The immediate forecast is welcome and will temporarily ease wildfire suppression efforts, BC Wildfire Service information officer Erika Berg said in an interview.
It ranges from spotty showers in the southwest to steady rain in the north, with fewer lightning strikes and cooler temperatures provincewide.
There are currently 417 active wildfires in B.C., with 220 out of control and 14 listed as wildfires of note.
The wildfire service classifies a fire of note as one that is especially visible or poses a threat to public safety.
“We’re seeing a bit of a downturn in weather and fire conditions over today and maybe the next couple of days,” said Berg on Tuesday. “However, near the end of the week we’re anticipating a ridge to rebuild and bring some further warming and drying. So, despite seeing a bit of a reprieve we’re not out of the woods yet.”
Lightning remains in the forecast, with the heaviest risk in the northeast, but the current weather is reducing the likelihood of lightning-caused wildfires, she said.
“It’s not like we’re looking at (the same) dry lightning potential,” said Berg.
The forecast comes after crews faced a busy long weekend that included evacuations and dozens of new wildfires, largely attributed to lightning.

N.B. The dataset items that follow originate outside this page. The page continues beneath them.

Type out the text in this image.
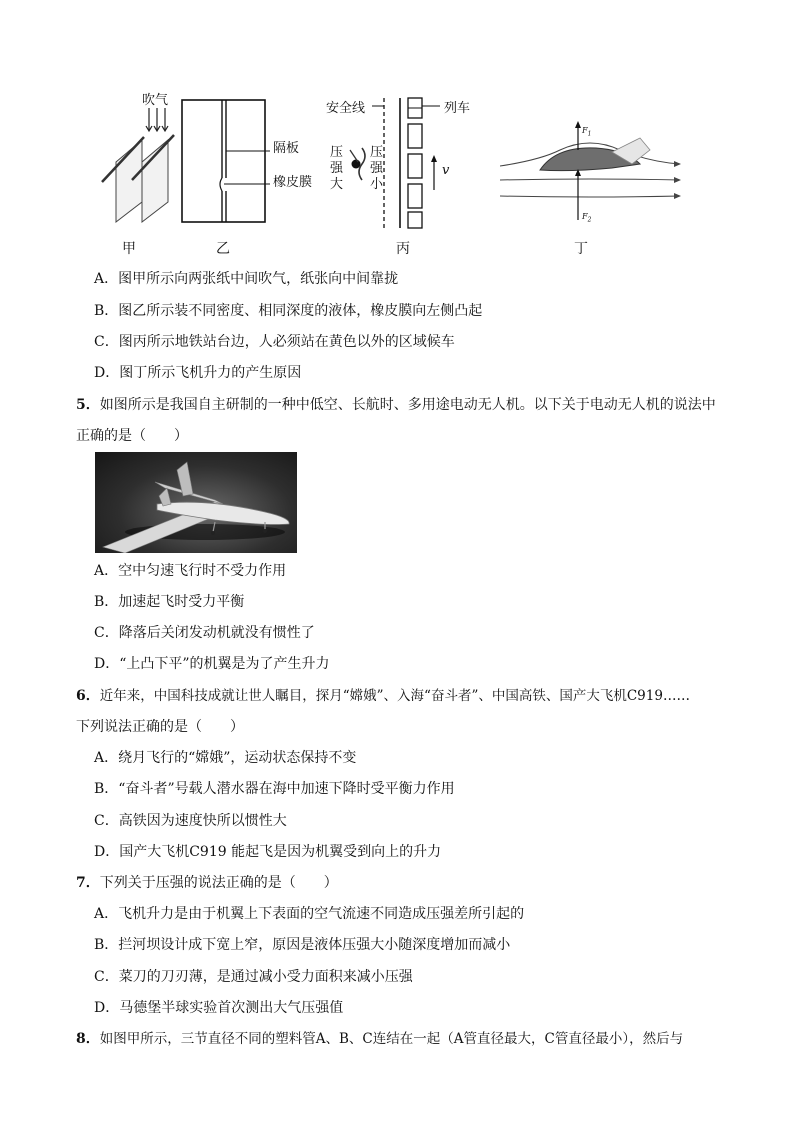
吹气
甲
隔板
橡皮膜
乙
安全线	列车
压
强
大
压
强
小
v
丙
$F_1$
$F_2$
丁
A．图甲所示向两张纸中间吹气，纸张向中间靠拢
B．图乙所示装不同密度、相同深度的液体，橡皮膜向左侧凸起
C．图丙所示地铁站台边，人必须站在黄色以外的区域候车
D．图丁所示飞机升力的产生原因
5．如图所示是我国自主研制的一种中低空、长航时、多用途电动无人机。以下关于电动无人机的说法中
正确的是（　　）
A．空中匀速飞行时不受力作用
B．加速起飞时受力平衡
C．降落后关闭发动机就没有惯性了
D．“上凸下平”的机翼是为了产生升力
6．近年来，中国科技成就让世人瞩目，探月“嫦娥”、入海“奋斗者”、中国高铁、国产大飞机C919……
下列说法正确的是（　　）
A．绕月飞行的“嫦娥”，运动状态保持不变
B．“奋斗者”号载人潜水器在海中加速下降时受平衡力作用
C．高铁因为速度快所以惯性大
D．国产大飞机C919 能起飞是因为机翼受到向上的升力
7．下列关于压强的说法正确的是（　　）
A．飞机升力是由于机翼上下表面的空气流速不同造成压强差所引起的
B．拦河坝设计成下宽上窄，原因是液体压强大小随深度增加而减小
C．菜刀的刀刃薄，是通过减小受力面积来减小压强
D．马德堡半球实验首次测出大气压强值
8．如图甲所示，三节直径不同的塑料管A、B、C连结在一起（A管直径最大，C管直径最小），然后与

All evacuation orders have now been lifted around the southern British Columbia community that saw a wildfire burn to its doorstep late last month as flames swept north across the border from Washington state.
The Regional District of Okanagan-Similkameen has rescinded its state of local emergency as well as all evacuation orders related to the nearly 71-square kilometre Eagle Bluff wildfire just west of Osoyoos.
More than 130 properties in or around the southern Okanagan community have been evacuated since the fire jumped the border on July 29, but the orders have been eased as the BC Wildfire Service says the blaze is no longer likely to spread.
Evacuation orders have been downgraded to alerts and the regional district says homes that were previously on alert are cleared of further restrictions.
At the height of the emergency, evacuation orders covered more than 700 properties while 2,000 more were on alert as strong winds blew the fire toward Osoyoos, but a shift in winds the next day veered flames away from the town.